Communication Technology and Culture, Final Project
Choose a communication technology to research. Focus your research on a moment when that communication technology was undergoing controversy, trial, or challenges. Perhaps it was a time when a social group was resistant to the technology, or where another communication technology threatened to make it seem unnecessary.
In a paper of roughly 3500 words or more, explore
*The social and technical ingredients/forces that tried to hold that technology together in face of the controversy; and
*The social and technical forces that tried to make that technology fail.
In the conclusion, offer an assessment of whether the communication technology you focused on succeeded or failed this trial or challenge, as well as an argument explaining what ingredients/forces were the most important contributors to that result.
Key questions you might seek to answer:
*What social groups are gathered around this technology?
*What are they debating about it?
*What meanings are they ascribing to it?
*What non-social factors have to be brought together to constitute the technology?
Sources
Give preference to high quality, reliable sources. These can be academic articles and books, news reports, or online sources written by experts.
As for citation style, you may use whatever style you prefer (e.g., APA, MLA, Chicago) so long as you are consistent and I can find your sources if I want to follow up on your work.
Grading Rubric
A) An A paper demonstrates superior knowledge of the ways in which society and technology affect one another. It explores the material and social conditions which gave rise to the technology, including people who don't often get noticed in typical histories of the technology. It considers the ways in which possible uses of the technology were shaped by social factors and how social practices are shaped by the technology. The paper relies on high-quality secondary sources such as academic books and articles and relevant primary sources (newspaper articles, interviews, systematic observations, magazine articles, television or radio broadcasts, all of which provide social context). The paper is well organized, lively, and conveys a main argument about the technology. It is also completely clean of grammatical and spelling issues.
B) A B paper is above average. It demonstrates the ways in which society affects and is affected by technology, but it might lean a bit in one direction or another. It explores how social factors shaped technological uses, but could do more in this regard. It shows knowledge of the people involved in technological change, but it may not be quite as well researched as it could be. The sources are above average quality, but the paper is deficient in either primary or secondary sources. The organization is solid, and the language works, but is not particularly lively. The paper is mostly clean of grammatical and spelling errors.
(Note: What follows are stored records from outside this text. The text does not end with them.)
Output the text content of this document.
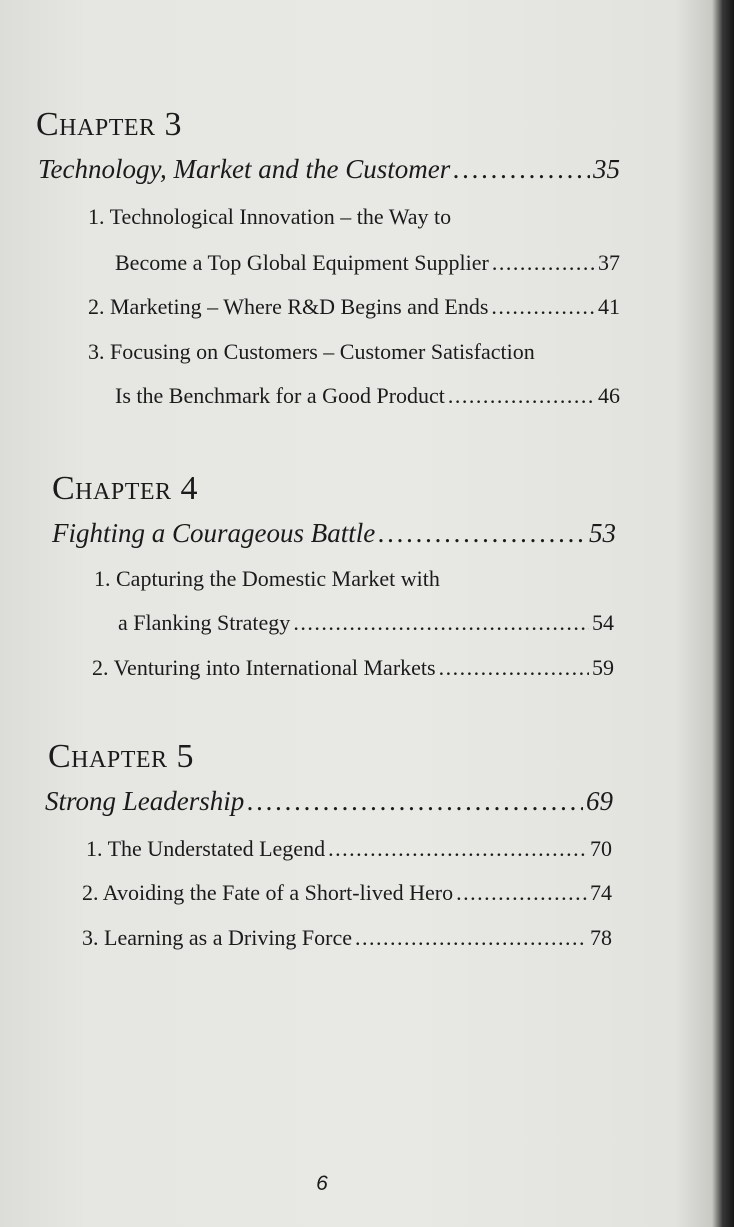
Chapter 3
Technology, Market and the Customer . . .	35

1. Technological Innovation – the Way to

Become a Top Global Equipment Supplier . . .	37
2. Marketing – Where R&D Begins and Ends . . .	41

3. Focusing on Customers – Customer Satisfaction

Is the Benchmark for a Good Product . . .	46
Chapter 4
Fighting a Courageous Battle . . .	53

1. Capturing the Domestic Market with

a Flanking Strategy . . .	54
2. Venturing into International Markets . . .	59
Chapter 5
Strong Leadership . . .	69
1. The Understated Legend . . .	70
2. Avoiding the Fate of a Short-lived Hero . . .	74
3. Learning as a Driving Force . . .	78
6
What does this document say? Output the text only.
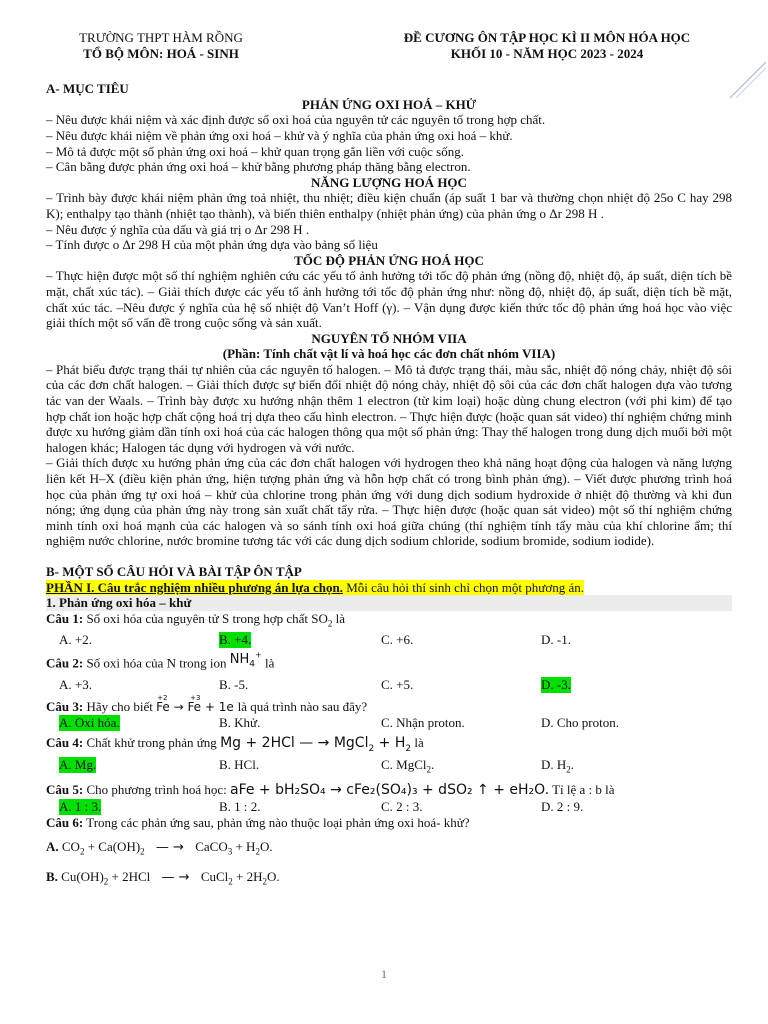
TRƯỜNG THPT HÀM RỒNG
TỔ BỘ MÔN: HOÁ - SINH
ĐỀ CƯƠNG ÔN TẬP HỌC KÌ II MÔN HÓA HỌC
KHỐI 10 - NĂM HỌC 2023 - 2024
A- MỤC TIÊU
PHẢN ỨNG OXI HOÁ – KHỬ
– Nêu được khái niệm và xác định được số oxi hoá của nguyên tử các nguyên tố trong hợp chất.
– Nêu được khái niệm về phản ứng oxi hoá – khử và ý nghĩa của phản ứng oxi hoá – khử.
– Mô tả được một số phản ứng oxi hoá – khử quan trọng gắn liền với cuộc sống.
– Cân bằng được phản ứng oxi hoá – khử bằng phương pháp thăng bằng electron.
NĂNG LƯỢNG HOÁ HỌC
– Trình bày được khái niệm phản ứng toả nhiệt, thu nhiệt; điều kiện chuẩn (áp suất 1 bar và thường chọn nhiệt độ 25o C hay 298 K); enthalpy tạo thành (nhiệt tạo thành), và biến thiên enthalpy (nhiệt phản ứng) của phản ứng o Δr 298 H .
– Nêu được ý nghĩa của dấu và giá trị o Δr 298 H .
– Tính được o Δr 298 H của một phản ứng dựa vào bảng số liệu
TỐC ĐỘ PHẢN ỨNG HOÁ HỌC
– Thực hiện được một số thí nghiệm nghiên cứu các yếu tố ảnh hưởng tới tốc độ phản ứng (nồng độ, nhiệt độ, áp suất, diện tích bề mặt, chất xúc tác). – Giải thích được các yếu tố ảnh hưởng tới tốc độ phản ứng như: nồng độ, nhiệt độ, áp suất, diện tích bề mặt, chất xúc tác. –Nêu được ý nghĩa của hệ số nhiệt độ Van’t Hoff (γ). – Vận dụng được kiến thức tốc độ phản ứng hoá học vào việc giải thích một số vấn đề trong cuộc sống và sản xuất.
NGUYÊN TỐ NHÓM VIIA
(Phần: Tính chất vật lí và hoá học các đơn chất nhóm VIIA)
– Phát biểu được trạng thái tự nhiên của các nguyên tố halogen. – Mô tả được trạng thái, màu sắc, nhiệt độ nóng chảy, nhiệt độ sôi của các đơn chất halogen. – Giải thích được sự biến đổi nhiệt độ nóng chảy, nhiệt độ sôi của các đơn chất halogen dựa vào tương tác van der Waals. – Trình bày được xu hướng nhận thêm 1 electron (từ kim loại) hoặc dùng chung electron (với phi kim) để tạo hợp chất ion hoặc hợp chất cộng hoá trị dựa theo cấu hình electron. – Thực hiện được (hoặc quan sát video) thí nghiệm chứng minh được xu hướng giảm dần tính oxi hoá của các halogen thông qua một số phản ứng: Thay thế halogen trong dung dịch muối bởi một halogen khác; Halogen tác dụng với hydrogen và với nước.
– Giải thích được xu hướng phản ứng của các đơn chất halogen với hydrogen theo khả năng hoạt động của halogen và năng lượng liên kết H–X (điều kiện phản ứng, hiện tượng phản ứng và hỗn hợp chất có trong bình phản ứng). – Viết được phương trình hoá học của phản ứng tự oxi hoá – khử của chlorine trong phản ứng với dung dịch sodium hydroxide ở nhiệt độ thường và khi đun nóng; ứng dụng của phản ứng này trong sản xuất chất tẩy rửa. – Thực hiện được (hoặc quan sát video) một số thí nghiệm chứng minh tính oxi hoá mạnh của các halogen và so sánh tính oxi hoá giữa chúng (thí nghiệm tính tẩy màu của khí chlorine ẩm; thí nghiệm nước chlorine, nước bromine tương tác với các dung dịch sodium chloride, sodium bromide, sodium iodide).
B- MỘT SỐ CÂU HỎI VÀ BÀI TẬP ÔN TẬP
PHẦN I. Câu trắc nghiệm nhiều phương án lựa chọn. Mỗi câu hỏi thí sinh chỉ chọn một phương án.
1. Phản ứng oxi hóa – khử
Câu 1: Số oxi hóa của nguyên tử S trong hợp chất $SO_2$ là
A. +2.	B. +4.	C. +6.	D. -1.
Câu 2: Số oxi hóa của N trong ion $NH_4^+$ là
A. +3.	B. -5.	C. +5.	D. -3.
Câu 3: Hãy cho biết
+2	+3
Fe → Fe + 1e là quá trình nào sau đây?
A. Oxi hóa.	B. Khử.	C. Nhận proton.	D. Cho proton.
Câu 4: Chất khử trong phản ứng Mg + 2HCl — → MgCl$_2$ + $H_2$ là
A. Mg.	B. HCl.	C. MgCl$_2$.	D. $H_2$.
Câu 5: Cho phương trình hoá học: aFe + bH₂SO₄ → cFe₂(SO₄)₃ + dSO₂ ↑ + eH₂O. Tỉ lệ a : b là
A. 1 : 3.	B. 1 : 2.	C. 2 : 3.	D. 2 : 9.
Câu 6: Trong các phản ứng sau, phản ứng nào thuộc loại phản ứng oxi hoá- khử?
A. $CO_2 + Ca(OH)_2$ — → CaCO$_3$ + $H_2O$.
B. $Cu(OH)_2 + 2HCl$ — → CuCl$_2$ + $2H_2O$.
1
C) A C paper is average. It does the job. It conveys good knowledge of the social impact of technology, or it demonstrates how society/culture can shape technology, but it leans too far in one direction. It attempts to show how society shapes technological uses. It relies on "great-man" narratives to explain technological change, rather than considering social complexity. Its sources are average quality, but is lacking in primary or secondary sources. The organization is choppy in places. There are several identifiable grammatical or spelling issues.
D) A D paper is below average. It is severely deficient in one or more of the above described areas.
E) An E paper fails to address the assignment altogether.